La côte de Varengeville, by Claude Monet (1840-1926) sold for £2,882,500/ $4,906,015/ €3,603,125 (estimate: £1.5-2.5 million). This work dates from 1882, a year in which Claude Monet made two campaigns to the Norman coast near his own home, Le Havre. These two trips, the first made alone and the second with his and Alice Hoschedé’s families, resulted in a series of exquisite landscapes, many of which are now in prestigious museum collections throughout the world. Offered from The Bebe and Crosby Kemper Collection, La côte de Varengeville itself has a highly distinguished early provenance: already, by the beginning of the Twentieth Century, it had been owned successively by two important American collectors, Catholina Lambert and Henry Lee Higginson; it was shown, only nine years after completion, in Boston’s prominent J. Eastman Chase gallery.

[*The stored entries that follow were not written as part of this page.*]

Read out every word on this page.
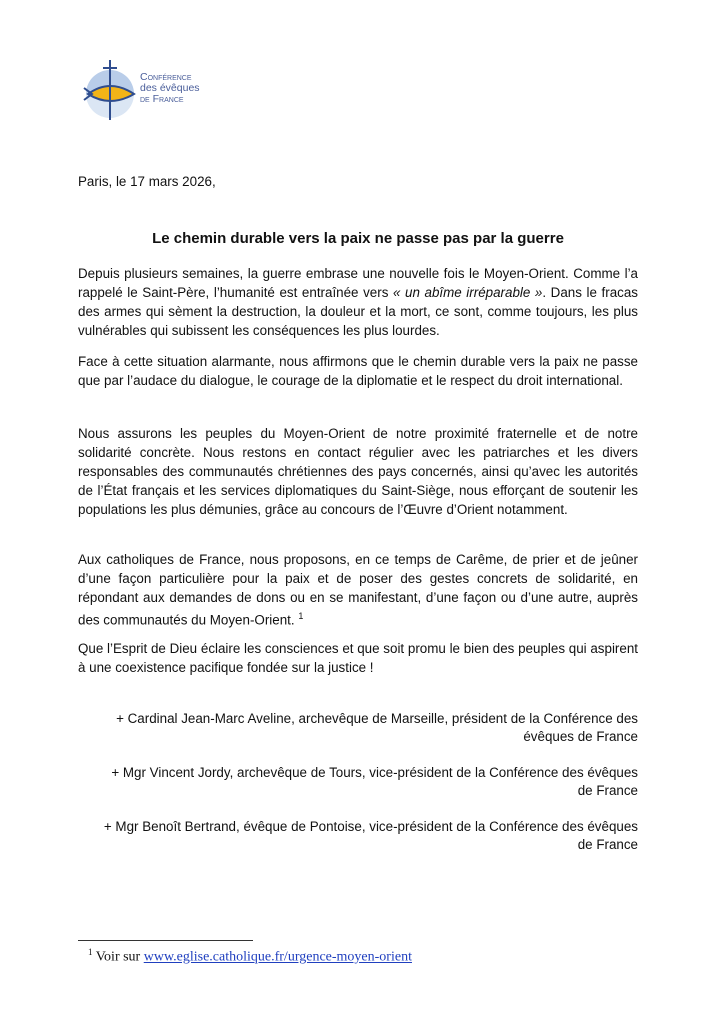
Conférence
des évêques
de France
Paris, le 17 mars 2026,
Le chemin durable vers la paix ne passe pas par la guerre
Depuis plusieurs semaines, la guerre embrase une nouvelle fois le Moyen-Orient. Comme l’a rappelé le Saint-Père, l’humanité est entraînée vers « un abîme irréparable ». Dans le fracas des armes qui sèment la destruction, la douleur et la mort, ce sont, comme toujours, les plus vulnérables qui subissent les conséquences les plus lourdes.
Face à cette situation alarmante, nous affirmons que le chemin durable vers la paix ne passe que par l’audace du dialogue, le courage de la diplomatie et le respect du droit international.
Nous assurons les peuples du Moyen-Orient de notre proximité fraternelle et de notre solidarité concrète. Nous restons en contact régulier avec les patriarches et les divers responsables des communautés chrétiennes des pays concernés, ainsi qu’avec les autorités de l’État français et les services diplomatiques du Saint-Siège, nous efforçant de soutenir les populations les plus démunies, grâce au concours de l’Œuvre d’Orient notamment.
Aux catholiques de France, nous proposons, en ce temps de Carême, de prier et de jeûner d’une façon particulière pour la paix et de poser des gestes concrets de solidarité, en répondant aux demandes de dons ou en se manifestant, d’une façon ou d’une autre, auprès des communautés du Moyen-Orient. $^1$
Que l’Esprit de Dieu éclaire les consciences et que soit promu le bien des peuples qui aspirent à une coexistence pacifique fondée sur la justice !
+ Cardinal Jean-Marc Aveline, archevêque de Marseille, président de la Conférence des
évêques de France
+ Mgr Vincent Jordy, archevêque de Tours, vice-président de la Conférence des évêques
de France
+ Mgr Benoît Bertrand, évêque de Pontoise, vice-président de la Conférence des évêques
de France
$^1$ Voir sur www.eglise.catholique.fr/urgence-moyen-orient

Nacktes Mädchen vor grünem Sofa, 1908, by Ernst Ludwig Kirchner sold for £2,322,500/ $3,952,895/ €2,903,125 (estimate: £2-3 million). From the property of a Distinguished German Collection, this is one of the artist’s first celebrated Brücke group paintings of naked models in the studio It is also one of his first attempts to create a heightened sense of reality through an aesthetic fusion of flattened colour, simplified form and raw subject matter.